10月22日投開票の衆院総選挙は、最大の焦点だった小池百合子代表率いる希望の党が大苦戦。10日の公示後、各メディアが投票動向調査での失速ぶりを報じてからは、永田町界隈でも「小池の政治生命は終わった」との声が飛び交い、手のひらを返したようにバッシング一色となった。しかし一方で、その先を見据えた小池氏の水面下での動きがすでに始まっているという。
自民党関係者がこう不安を募らせる。
「自民が快勝したからといっても、安倍首相はまだまだ油断していない。小池氏も1回目の選挙ですべてがうまくいくと思っているわけがない。そもそも今回、なぜ解散総選挙を招くことになったのか。モリカケ(森友、加計学園)問題で内閣支持率が低下し、10月の補選で3連敗を食らうことを嫌った安倍首相が打って出た苦肉の策だった。その原点に返れば、小池氏が次に何を狙い、動いているかは明白だ」
つまり小池氏は、選挙前から希望の党の苦戦も織り込み済みで、第二幕、第三幕の展開を仕掛けるというのだ。

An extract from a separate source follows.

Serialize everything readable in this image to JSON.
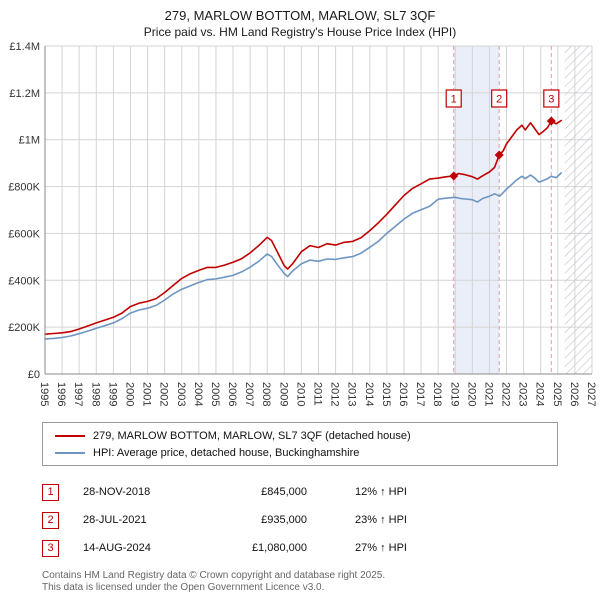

「その一つが、石破茂氏や野田聖子氏など、自民党内のアンチ安倍派の懐柔だ。“安倍一強”の状態が強まれば強まるほど、内部ではそれに危機感を覚える向きは強くなる。そこを小池氏は巧みに利用し、自民の分断、政界再編を狙ってくるだろう」(同)
もう一つの小池氏の策が、森友・加計問題を突く“原点回帰”だ。加計学園獣医学部(愛媛県今治市)設置を巡る疑惑については、追及する市民団体などが、10月中に安倍首相と学園の加計孝太郎理事長、菅良二今治市長に対する詐欺や詐欺ほう助の容疑で告発状を提出するという。
「ポイントは、学園の建設費の水増し疑惑。市民団体の調べで算出した建築費は80億円程度で、学園側が市に補助金を申請した際の148億円とかけ離れている。一方で申請を受けた今治市議会は今年3月、建設費を含めた設置経費192億円の半額96億円の補助金支出を議決した。その経緯がまだ明らかにされていない」(全国紙政治部記者)
学園側は獣医学部の性質上、148億円は高くないとしているが、問題はゴルフや会食をする安倍首相と加計氏の仲だ。